I have the following third order filter circuit:
simulate this circuit – Schematic created using CircuitLab
And I know that the transfer function looks like:
$$\mathscr{H}\left(\text{s}\right)=\frac{1}{\alpha_1\cdot\text{s}^3+\alpha_2\cdot\text{s}^2+\alpha_3\cdot\text{s}+1}\tag1$$
Where:
$$\alpha_1=\text{C}_1\cdot\text{C}_2\cdot\text{C}_3\cdot\text{R}_1\cdot\frac{\text{R}_2\cdot\text{R}_3}{\text{R}_2+\text{R}_3}\cdot\left(\text{R}_1+\text{R}_2\right)\tag2$$
- $$\alpha_2=\text{C}_1\cdot\text{C}_2\cdot\text{R}_1\cdot\left(\text{R}_1+\text{R}_2\right)+\text{C}_2\cdot\text{C}_3\cdot\text{R}_3\cdot\left(\text{R}_1+\text{R}_2\right)\tag3$$
- $$\alpha_3=\text{C}_1\cdot\text{R}_1+\text{C}_2\cdot\left(\text{R}_1+\text{R}_2+\text{R}_3\right)\tag4$$
But how can I use current node analyses to find this transfer function (assuming an ideal op amp)?
My work:
I wrote the current node equations:
- $$\text{I}_1=\text{I}_{\text{R}_1}+\text{I}_{\text{C}_1}+\text{I}_{\text{R}_2}\tag5$$
- $$\text{I}_2=\text{I}_{\text{R}_2}+\text{I}_{\text{R}_3}+\text{I}_{\text{C}_3}\tag6$$
- $$\text{I}_3=\text{I}_{\text{R}_3}+\text{I}_{\text{C}_2}\tag7$$
- $$\text{I}_4=\text{I}_{\text{C}_3}\tag8$$
- $$\text{I}_5=\text{I}_4=\text{I}_{\text{C}_3}\tag9$$
- And of course I know that ideal op amp equation:
$$\text{V}_+=\text{V}_-\tag{10}$$
But now I do not know how to continue using the voltages at those nodes:
Best Answer
You mention "current node analysis" and your diagram shows you labeling currents at junctions. There's a fundamental problem with this currents do not exist in nodes. A node has a voltage. You picked points where currents aren't properly defined and labeled them with currents.

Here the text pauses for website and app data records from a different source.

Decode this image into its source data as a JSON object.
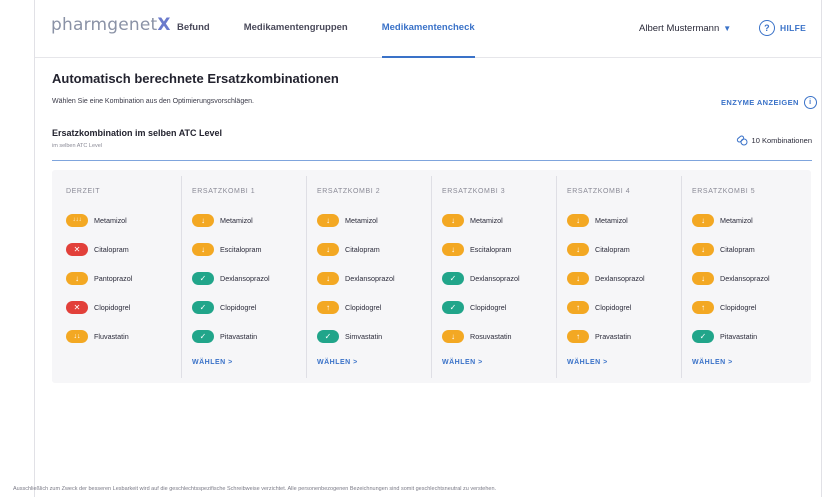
{
  "header": {
    "logo_text": "pharmgenet",
    "logo_x": "X",
    "tabs": [
      {
        "label": "Befund",
        "active": false
      },
      {
        "label": "Medikamentengruppen",
        "active": false
      },
      {
        "label": "Medikamentencheck",
        "active": true
      }
    ],
    "user_name": "Albert Mustermann",
    "help_label": "HILFE"
  },
  "page": {
    "title": "Automatisch berechnete Ersatzkombinationen",
    "subtitle": "Wählen Sie eine Kombination aus den Optimierungsvorschlägen.",
    "enzyme_label": "ENZYME ANZEIGEN"
  },
  "section": {
    "title": "Ersatzkombination im selben ATC Level",
    "subtitle": "im selben ATC Level",
    "count_label": "10 Kombinationen"
  },
  "colors": {
    "orange": "#f3a823",
    "red": "#e2403a",
    "green": "#21a58a",
    "accent": "#3a72c8"
  },
  "table": {
    "select_label": "WÄHLEN >",
    "columns": [
      {
        "header": "DERZEIT",
        "rows": [
          {
            "drug": "Metamizol",
            "status": "orange",
            "symbol": "↓↓↓"
          },
          {
            "drug": "Citalopram",
            "status": "red",
            "symbol": "✕"
          },
          {
            "drug": "Pantoprazol",
            "status": "orange",
            "symbol": "↓"
          },
          {
            "drug": "Clopidogrel",
            "status": "red",
            "symbol": "✕"
          },
          {
            "drug": "Fluvastatin",
            "status": "orange",
            "symbol": "↓↓"
          }
        ]
      },
      {
        "header": "ERSATZKOMBI 1",
        "rows": [
          {
            "drug": "Metamizol",
            "status": "orange",
            "symbol": "↓"
          },
          {
            "drug": "Escitalopram",
            "status": "orange",
            "symbol": "↓"
          },
          {
            "drug": "Dexlansoprazol",
            "status": "green",
            "symbol": "✓"
          },
          {
            "drug": "Clopidogrel",
            "status": "green",
            "symbol": "✓"
          },
          {
            "drug": "Pitavastatin",
            "status": "green",
            "symbol": "✓"
          }
        ]
      },
      {
        "header": "ERSATZKOMBI 2",
        "rows": [
          {
            "drug": "Metamizol",
            "status": "orange",
            "symbol": "↓"
          },
          {
            "drug": "Citalopram",
            "status": "orange",
            "symbol": "↓"
          },
          {
            "drug": "Dexlansoprazol",
            "status": "orange",
            "symbol": "↓"
          },
          {
            "drug": "Clopidogrel",
            "status": "orange",
            "symbol": "↑"
          },
          {
            "drug": "Simvastatin",
            "status": "green",
            "symbol": "✓"
          }
        ]
      },
      {
        "header": "ERSATZKOMBI 3",
        "rows": [
          {
            "drug": "Metamizol",
            "status": "orange",
            "symbol": "↓"
          },
          {
            "drug": "Escitalopram",
            "status": "orange",
            "symbol": "↓"
          },
          {
            "drug": "Dexlansoprazol",
            "status": "green",
            "symbol": "✓"
          },
          {
            "drug": "Clopidogrel",
            "status": "green",
            "symbol": "✓"
          },
          {
            "drug": "Rosuvastatin",
            "status": "orange",
            "symbol": "↓"
          }
        ]
      },
      {
        "header": "ERSATZKOMBI 4",
        "rows": [
          {
            "drug": "Metamizol",
            "status": "orange",
            "symbol": "↓"
          },
          {
            "drug": "Citalopram",
            "status": "orange",
            "symbol": "↓"
          },
          {
            "drug": "Dexlansoprazol",
            "status": "orange",
            "symbol": "↓"
          },
          {
            "drug": "Clopidogrel",
            "status": "orange",
            "symbol": "↑"
          },
          {
            "drug": "Pravastatin",
            "status": "orange",
            "symbol": "↑"
          }
        ]
      },
      {
        "header": "ERSATZKOMBI 5",
        "rows": [
          {
            "drug": "Metamizol",
            "status": "orange",
            "symbol": "↓"
          },
          {
            "drug": "Citalopram",
            "status": "orange",
            "symbol": "↓"
          },
          {
            "drug": "Dexlansoprazol",
            "status": "orange",
            "symbol": "↓"
          },
          {
            "drug": "Clopidogrel",
            "status": "orange",
            "symbol": "↑"
          },
          {
            "drug": "Pitavastatin",
            "status": "green",
            "symbol": "✓"
          }
        ]
      }
    ]
  },
  "footer": {
    "text": "Ausschließlich zum Zweck der besseren Lesbarkeit wird auf die geschlechtsspezifische Schreibweise verzichtet. Alle personenbezogenen Bezeichnungen sind somit geschlechtsneutral zu verstehen."
  }
}
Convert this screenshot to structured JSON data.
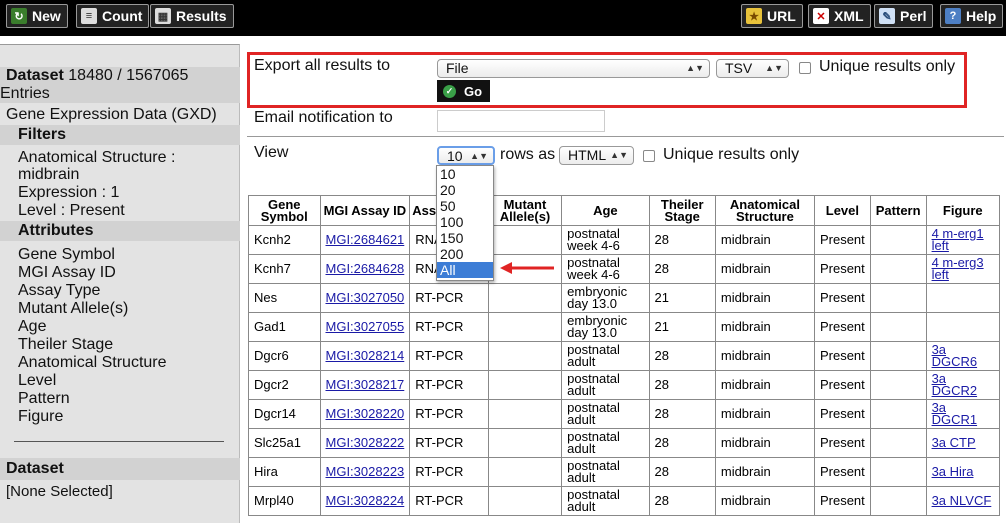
{
  "toolbar": {
    "left": [
      {
        "label": "New",
        "icon": "refresh-icon"
      },
      {
        "label": "Count",
        "icon": "list-icon"
      },
      {
        "label": "Results",
        "icon": "table-icon"
      }
    ],
    "right": [
      {
        "label": "URL",
        "icon": "star-icon"
      },
      {
        "label": "XML",
        "icon": "xml-icon"
      },
      {
        "label": "Perl",
        "icon": "script-icon"
      },
      {
        "label": "Help",
        "icon": "help-icon"
      }
    ]
  },
  "sidebar": {
    "dataset_label": "Dataset",
    "dataset_count": "18480 / 1567065",
    "entries_label": "Entries",
    "source": "Gene Expression Data (GXD)",
    "filters_heading": "Filters",
    "filters": [
      "Anatomical Structure :",
      "midbrain",
      "Expression : 1",
      "Level : Present"
    ],
    "attributes_heading": "Attributes",
    "attributes": [
      "Gene Symbol",
      "MGI Assay ID",
      "Assay Type",
      "Mutant Allele(s)",
      "Age",
      "Theiler Stage",
      "Anatomical Structure",
      "Level",
      "Pattern",
      "Figure"
    ],
    "dataset2_heading": "Dataset",
    "dataset2_value": "[None Selected]"
  },
  "export": {
    "label": "Export  all results to",
    "destination": "File",
    "format": "TSV",
    "unique_label": "Unique results only",
    "go_label": "Go"
  },
  "email": {
    "label": "Email notification to",
    "value": ""
  },
  "view": {
    "label": "View",
    "rows_value": "10",
    "rows_as_label": "rows as",
    "format": "HTML",
    "unique_label": "Unique results only",
    "rows_options": [
      "10",
      "20",
      "50",
      "100",
      "150",
      "200",
      "All"
    ],
    "highlighted_option": "All"
  },
  "table": {
    "headers": [
      "Gene Symbol",
      "MGI Assay ID",
      "Assay Type",
      "Mutant Allele(s)",
      "Age",
      "Theiler Stage",
      "Anatomical Structure",
      "Level",
      "Pattern",
      "Figure"
    ],
    "header_visible": [
      "Gene Symbol",
      "MGI Assay ID",
      "Ass",
      "Mutant Allele(s)",
      "Age",
      "Theiler Stage",
      "Anatomical Structure",
      "Level",
      "Pattern",
      "Figure"
    ],
    "rows": [
      {
        "gene": "Kcnh2",
        "mgi": "MGI:2684621",
        "assay": "RNA protein",
        "assay_visible": "RNA prot",
        "mutant": "",
        "age": "postnatal week 4-6",
        "stage": "28",
        "structure": "midbrain",
        "level": "Present",
        "pattern": "",
        "figure": "4 m-erg1 left"
      },
      {
        "gene": "Kcnh7",
        "mgi": "MGI:2684628",
        "assay": "RNA protein",
        "assay_visible": "RNA prot",
        "mutant": "",
        "age": "postnatal week 4-6",
        "stage": "28",
        "structure": "midbrain",
        "level": "Present",
        "pattern": "",
        "figure": "4 m-erg3 left"
      },
      {
        "gene": "Nes",
        "mgi": "MGI:3027050",
        "assay": "RT-PCR",
        "assay_visible": "RT-PCR",
        "mutant": "",
        "age": "embryonic day 13.0",
        "stage": "21",
        "structure": "midbrain",
        "level": "Present",
        "pattern": "",
        "figure": ""
      },
      {
        "gene": "Gad1",
        "mgi": "MGI:3027055",
        "assay": "RT-PCR",
        "assay_visible": "RT-PCR",
        "mutant": "",
        "age": "embryonic day 13.0",
        "stage": "21",
        "structure": "midbrain",
        "level": "Present",
        "pattern": "",
        "figure": ""
      },
      {
        "gene": "Dgcr6",
        "mgi": "MGI:3028214",
        "assay": "RT-PCR",
        "assay_visible": "RT-PCR",
        "mutant": "",
        "age": "postnatal adult",
        "stage": "28",
        "structure": "midbrain",
        "level": "Present",
        "pattern": "",
        "figure": "3a DGCR6"
      },
      {
        "gene": "Dgcr2",
        "mgi": "MGI:3028217",
        "assay": "RT-PCR",
        "assay_visible": "RT-PCR",
        "mutant": "",
        "age": "postnatal adult",
        "stage": "28",
        "structure": "midbrain",
        "level": "Present",
        "pattern": "",
        "figure": "3a DGCR2"
      },
      {
        "gene": "Dgcr14",
        "mgi": "MGI:3028220",
        "assay": "RT-PCR",
        "assay_visible": "RT-PCR",
        "mutant": "",
        "age": "postnatal adult",
        "stage": "28",
        "structure": "midbrain",
        "level": "Present",
        "pattern": "",
        "figure": "3a DGCR1"
      },
      {
        "gene": "Slc25a1",
        "mgi": "MGI:3028222",
        "assay": "RT-PCR",
        "assay_visible": "RT-PCR",
        "mutant": "",
        "age": "postnatal adult",
        "stage": "28",
        "structure": "midbrain",
        "level": "Present",
        "pattern": "",
        "figure": "3a CTP"
      },
      {
        "gene": "Hira",
        "mgi": "MGI:3028223",
        "assay": "RT-PCR",
        "assay_visible": "RT-PCR",
        "mutant": "",
        "age": "postnatal adult",
        "stage": "28",
        "structure": "midbrain",
        "level": "Present",
        "pattern": "",
        "figure": "3a Hira"
      },
      {
        "gene": "Mrpl40",
        "mgi": "MGI:3028224",
        "assay": "RT-PCR",
        "assay_visible": "RT-PCR",
        "mutant": "",
        "age": "postnatal adult",
        "stage": "28",
        "structure": "midbrain",
        "level": "Present",
        "pattern": "",
        "figure": "3a NLVCF"
      }
    ]
  },
  "colors": {
    "highlight_border": "#e02424",
    "link": "#1a1aa6",
    "selected_option": "#3d7dd6",
    "go_icon": "#3aa048"
  }
}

You either want mesh current analysis (where you write KVL equations) or node voltage equations (where you write KCL equations).
If you're doing node analysis, assign every node a voltage (V1, V2, etc.) and write the KCL equations at each node. The current in will typically be the difference of two voltages divided by some impedance. In the end you should have the same number of equations and variables.